If you’d like to discover Valencia’s Modernista architecture with a local guide, you can book a free guided tour here.
13. Celebrate the arrival of spring at Las Fallas
In a city known for its lively fiestas, Las Fallas really takes the torch. Held annually from the 1st to the 19th of March, this UNESCO-listed, dazzling celebration captivates locals and visitors alike with its meticulously crafted art installations, known as fallas.
Made out of expanded polystyrene on a wood structure, fallas are massive satirical representations of current events, mythical creatures, and historical figures.

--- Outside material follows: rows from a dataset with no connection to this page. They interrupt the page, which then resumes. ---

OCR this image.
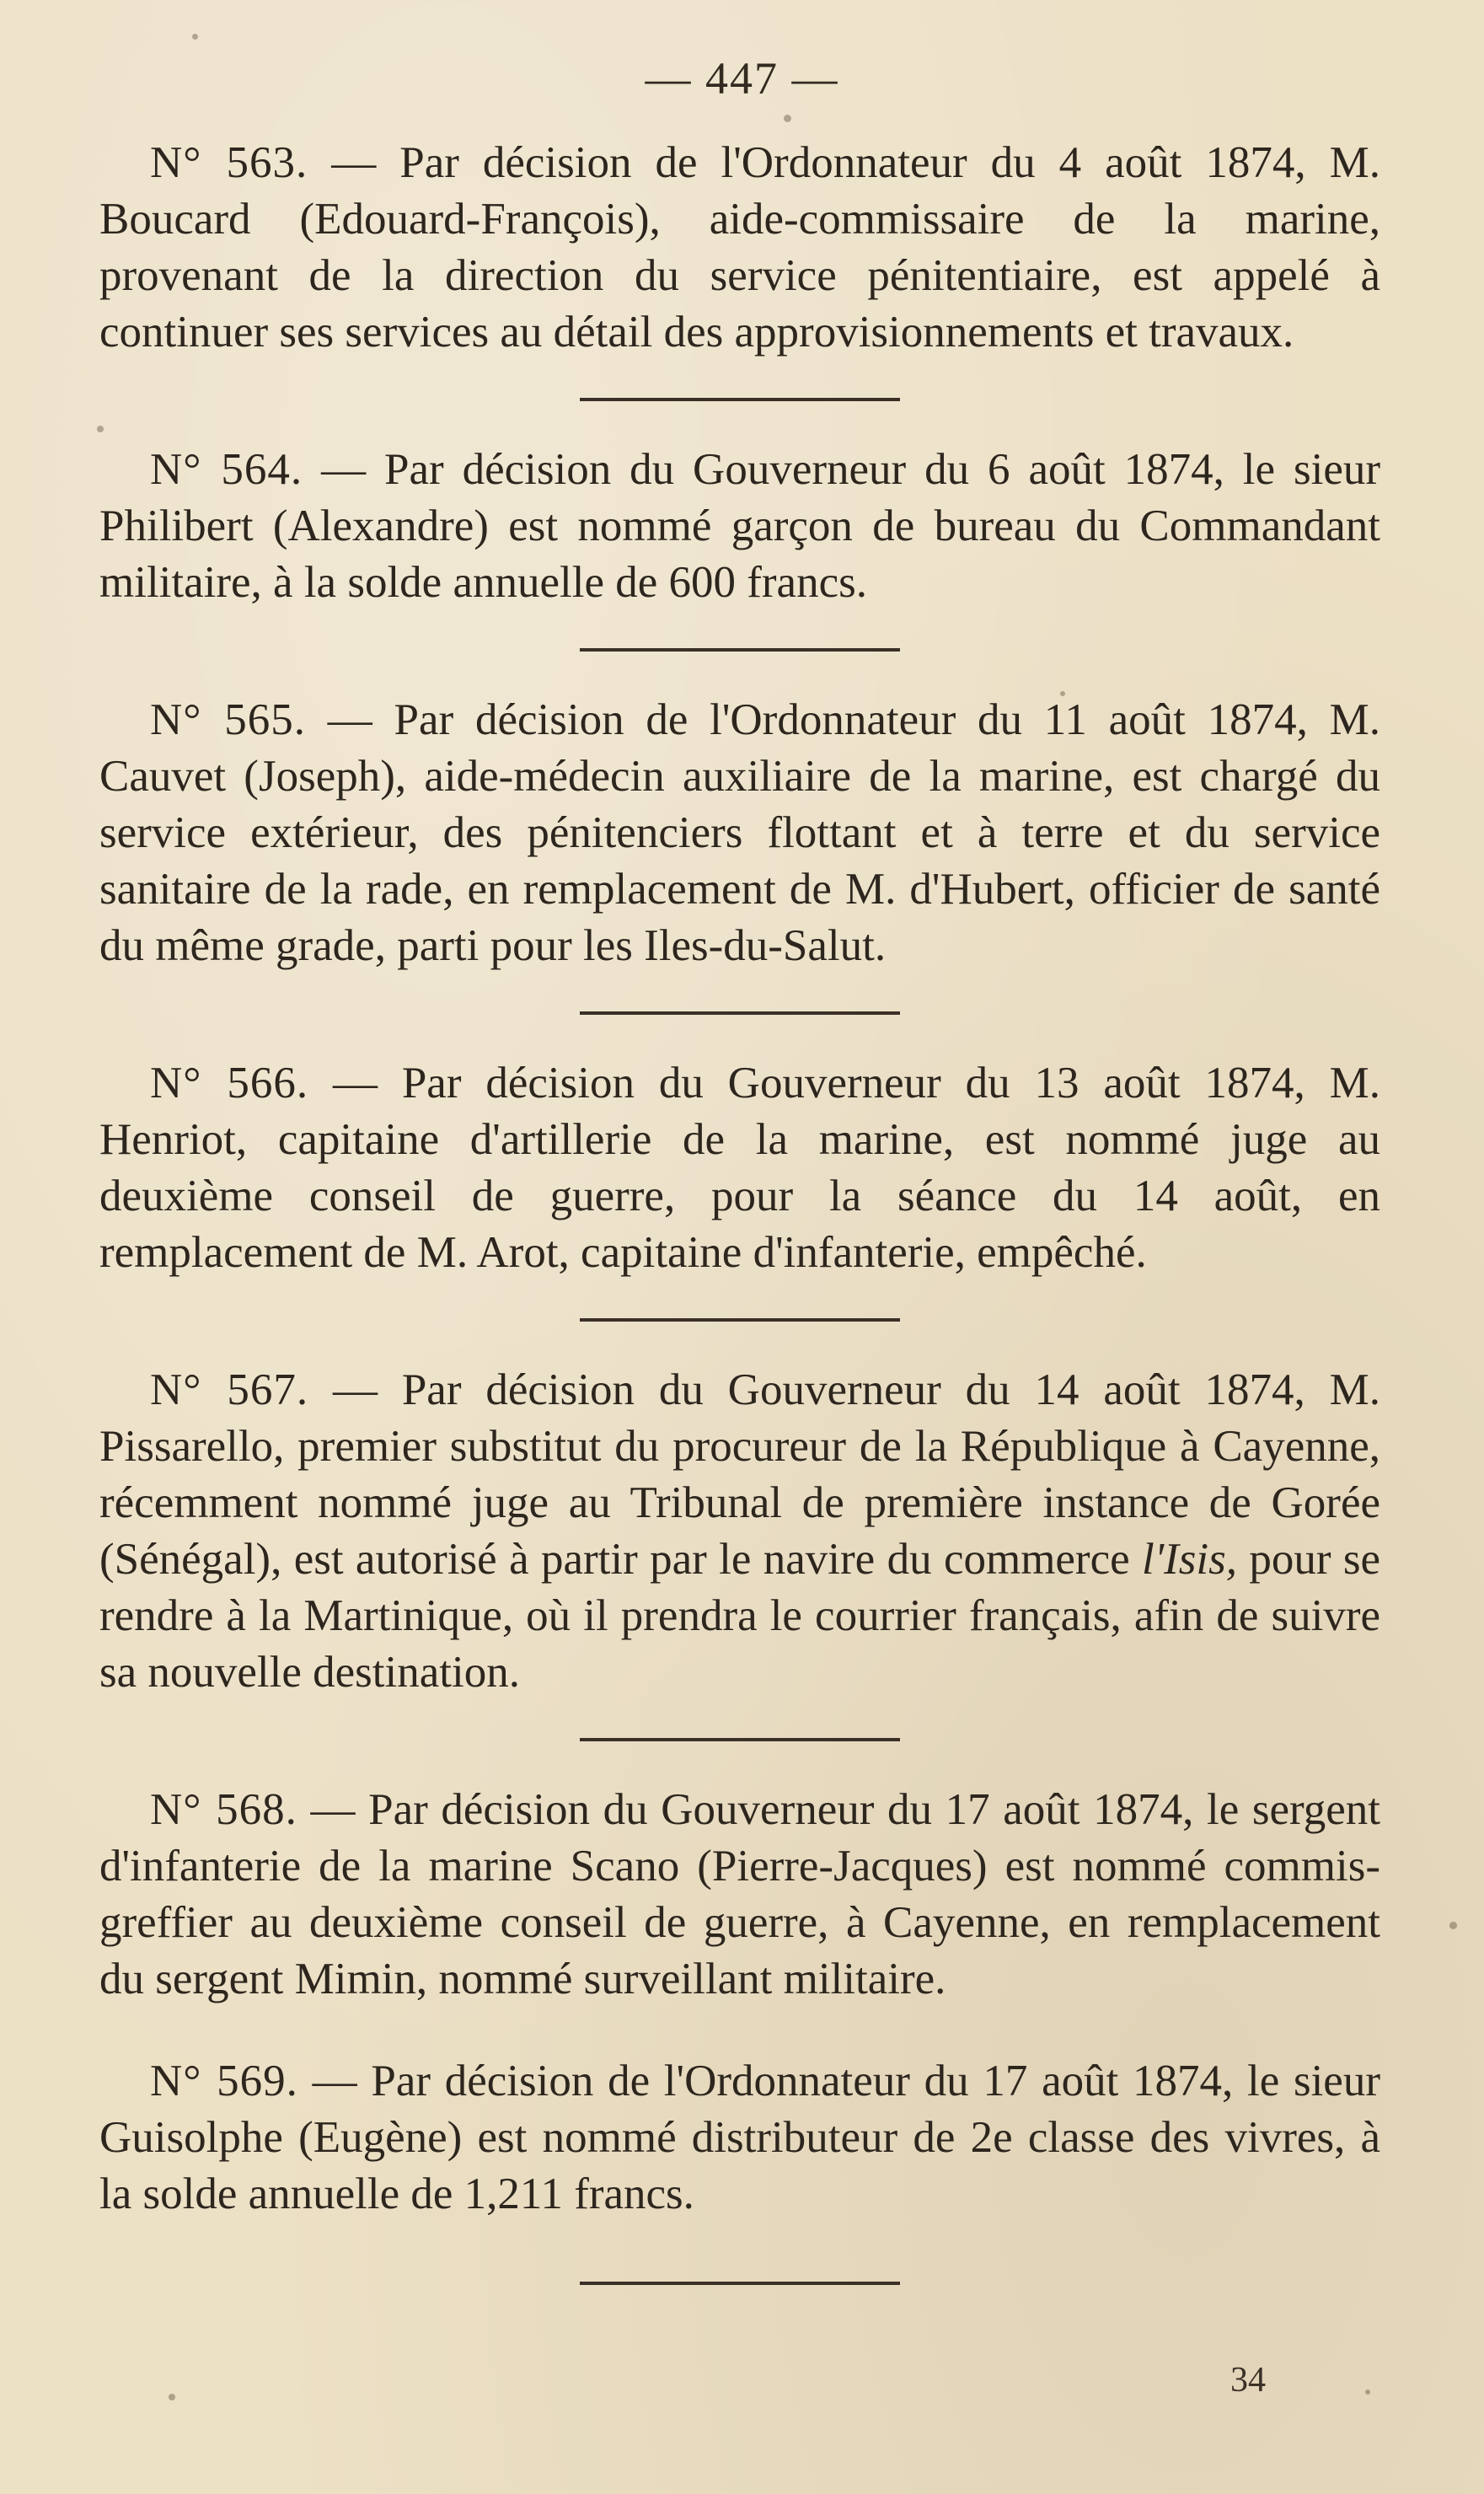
— 447 —

N° 563. — Par décision de l'Ordonnateur du 4 août 1874, M. Boucard (Edouard-François), aide-commissaire de la marine, provenant de la direction du service pénitentiaire, est appelé à continuer ses services au détail des approvisionnements et travaux.

N° 564. — Par décision du Gouverneur du 6 août 1874, le sieur Philibert (Alexandre) est nommé garçon de bureau du Commandant militaire, à la solde annuelle de 600 francs.

N° 565. — Par décision de l'Ordonnateur du 11 août 1874, M. Cauvet (Joseph), aide-médecin auxiliaire de la marine, est chargé du service extérieur, des pénitenciers flottant et à terre et du service sanitaire de la rade, en remplacement de M. d'Hubert, officier de santé du même grade, parti pour les Iles-du-Salut.

N° 566. — Par décision du Gouverneur du 13 août 1874, M. Henriot, capitaine d'artillerie de la marine, est nommé juge au deuxième conseil de guerre, pour la séance du 14 août, en remplacement de M. Arot, capitaine d'infanterie, empêché.

N° 567. — Par décision du Gouverneur du 14 août 1874, M. Pissarello, premier substitut du procureur de la République à Cayenne, récemment nommé juge au Tribunal de première instance de Gorée (Sénégal), est autorisé à partir par le navire du commerce l'Isis, pour se rendre à la Martinique, où il prendra le courrier français, afin de suivre sa nouvelle destination.

N° 568. — Par décision du Gouverneur du 17 août 1874, le sergent d'infanterie de la marine Scano (Pierre-Jacques) est nommé commis-greffier au deuxième conseil de guerre, à Cayenne, en remplacement du sergent Mimin, nommé surveillant militaire.

N° 569. — Par décision de l'Ordonnateur du 17 août 1874, le sieur Guisolphe (Eugène) est nommé distributeur de 2e classe des vivres, à la solde annuelle de 1,211 francs.

34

So, of course, seeing fallas is one of the best things you can do in Valencia.
During the festival days, the streets of Valencia come alive with music, dances, firecracker shows, and fiery parades, igniting the city with an explosion of color, art, and passion.
As the days unfold, the excitement reaches a crescendo, culminating in the awe-inspiring Cremà, the act of setting ablaze the beautiful fallas amidst what’s considered to be the biggest street party in Europe. It might sound crazy, but it’s quite an experience, and I highly recommend you see Las Fallas at least once.